The central verbal import of injunctive statements, according to the followers of Bhatta School of Mimamsakas (ritualists) is referred to as Bhavana (Shabdi and Arthi). In ancient Hindu world, Naiyayikas (logicians), Vaiyakaranas (grammarians) and Mimamsakas (ritualists) have made significant contributions to the field of study of language, especially Vedic.
The Mimamsakas subscribed to the view that a source of
knowledge can be considered so only when it is exclusive to the information conveyed
or happens to be a primary source. Mimamsakas decreed that the injunctive
statements alone among verbal knowledge can be considered the source of
knowledge. So, they analyzed the nature of imperative and operative forms. Then
there arises a question, whether a verb conveys only an action or an activity
that produces an effect. If so, then how and by what elements such information
as means of accomplishment, method of accomplishment, and the result, etc., are
conveyed and comprehended because an action being tiresome cannot be the end result
or the desired end according to them. The Mimamsakas do not prefer to analyze
the verb ‘shall go’ as ‘a person is required to undergo the action of going’
but as ‘the person shall accomplish reaching the destination by going.’ The
action of going, which is treated as the object in the analysis of the verb ‘shall
go’, cannot be the object because it causes tiresomeness and hence cannot be
desired object generally. So they try to interpret it as an instrument of
accomplishment.
An injunction always has two key players. The first is the
person who makes or wants a certain thing to happen and the second is he who is
inclined to bring that to fruition. The first is referred to as bhavayitr
(causal form from the Sanskrit root bhu meaning ‘to be’) and in the case of
Vedic injunctions, this maker or director is said to be Vedic texts themselves –
as they are ‘apaurusheya, uncomposed, eternal. Since the activity of making others
act lies in words, it is called shabdi bhavana (verbal creative energy). Its
object is action itself and is known through the optative suffix helped by
arhtavada (eulogistic statements). All these form one single verbal unit,
expressed as answers for the triad of Sanskrit interrogative pronouns kim
(what), kena (by which), and katham (how). The person thus forced to be
inclined to an activity puts into practice and brings the effect into force. So
the latter is called arthibhavana (creative energy) conducive to the
realization of purpose. Artha here means purpose.

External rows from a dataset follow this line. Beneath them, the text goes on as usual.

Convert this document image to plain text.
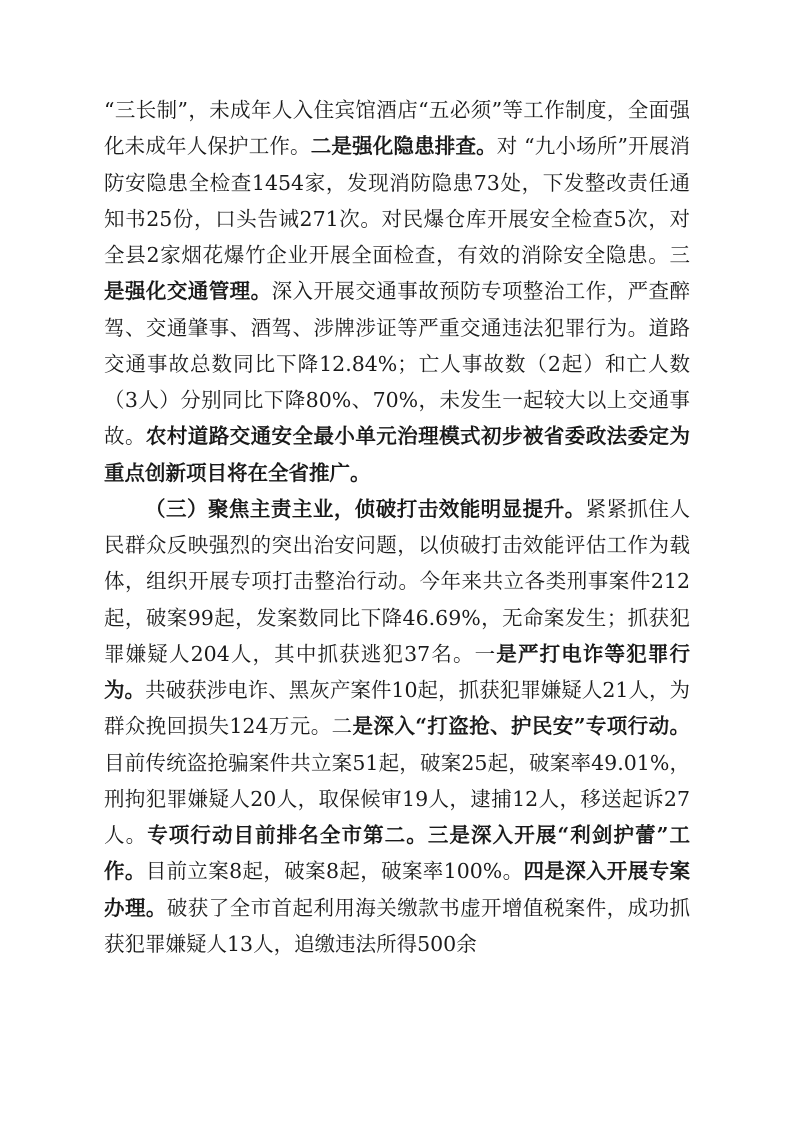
“三长制”，未成年人入住宾馆酒店“五必须”等工作制度，全面强化未成年人保护工作。二是强化隐患排查。对 “九小场所”开展消防安隐患全检查1454家，发现消防隐患73处，下发整改责任通知书25份，口头告诫271次。对民爆仓库开展安全检查5次，对全县2家烟花爆竹企业开展全面检查，有效的消除安全隐患。三是强化交通管理。深入开展交通事故预防专项整治工作，严查醉驾、交通肇事、酒驾、涉牌涉证等严重交通违法犯罪行为。道路交通事故总数同比下降12.84%；亡人事故数（2起）和亡人数（3人）分别同比下降80%、70%，未发生一起较大以上交通事故。农村道路交通安全最小单元治理模式初步被省委政法委定为重点创新项目将在全省推广。

（三）聚焦主责主业，侦破打击效能明显提升。紧紧抓住人民群众反映强烈的突出治安问题，以侦破打击效能评估工作为载体，组织开展专项打击整治行动。今年来共立各类刑事案件212起，破案99起，发案数同比下降46.69%，无命案发生；抓获犯罪嫌疑人204人，其中抓获逃犯37名。一是严打电诈等犯罪行为。共破获涉电诈、黑灰产案件10起，抓获犯罪嫌疑人21人，为群众挽回损失124万元。二是深入“打盗抢、护民安”专项行动。目前传统盗抢骗案件共立案51起，破案25起，破案率49.01%，刑拘犯罪嫌疑人20人，取保候审19人，逮捕12人，移送起诉27人。专项行动目前排名全市第二。三是深入开展“利剑护蕾”工作。目前立案8起，破案8起，破案率100%。四是深入开展专案办理。破获了全市首起利用海关缴款书虚开增值税案件，成功抓获犯罪嫌疑人13人，追缴违法所得500余
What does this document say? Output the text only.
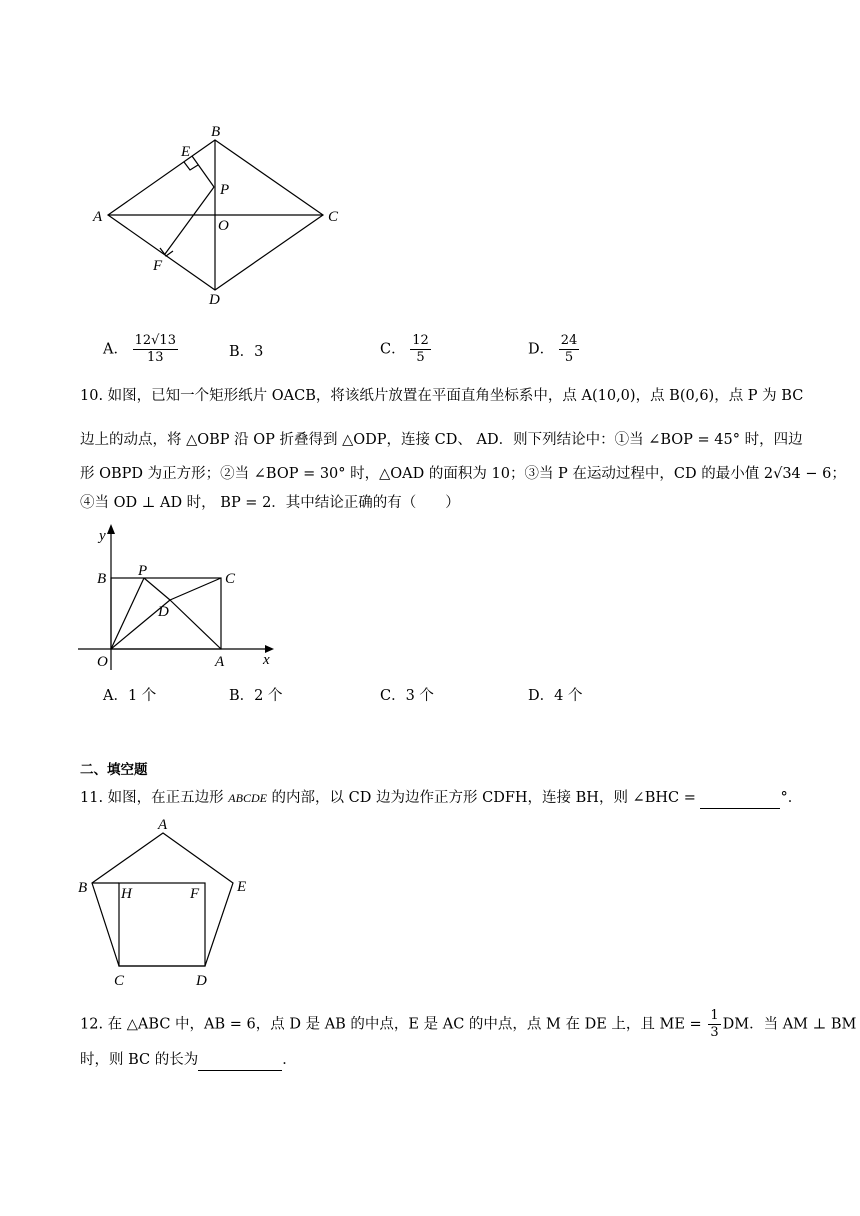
A
B
C
D
E
F
O
P
A． $\frac{12√13}{13}$	B．3	C． $\frac{12}{5}$	D． $\frac{24}{5}$
10. 如图，已知一个矩形纸片 OACB，将该纸片放置在平面直角坐标系中，点 A(10,0)，点 B(0,6)，点 P 为 BC
边上的动点，将 △OBP 沿 OP 折叠得到 △ODP，连接 CD、 AD．则下列结论中：①当 ∠BOP = 45° 时，四边
形 OBPD 为正方形；②当 ∠BOP = 30° 时，△OAD 的面积为 10；③当 P 在运动过程中，CD 的最小值 2√34 − 6；
④当 OD ⊥ AD 时， BP = 2．其中结论正确的有（　　）
y
x
B P	C
D
O	A
A．1 个	B．2 个	C．3 个	D．4 个
二、填空题
11. 如图，在正五边形 ABCDE 的内部，以 CD 边为边作正方形 CDFH，连接 BH，则 ∠BHC =	°．
A
B
C	D
E
F
H
12. 在 △ABC 中，AB = 6，点 D 是 AB 的中点，E 是 AC 的中点，点 M 在 DE 上，且 ME = $\frac{1}{3}$ DM．当 AM ⊥ BM
时，则 BC 的长为	．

Being creative energy or a productive force, it too requires
three things represented by three Sanskrit interrogative pronouns kim (what), kena
(by which), and katham (how). In the case of arthibhavana, the Sadhya (result)
is some desire ‘reaching heaven’, sadhana (instrument), yajna (sacrifice) and
the like; and itikartavyata, all the subsidiaries or the activities that
constitute the sacrifice.
According to them, injunction means a complete statement
consisting of optative or imperative suffixes and not merely the suffixes themselves.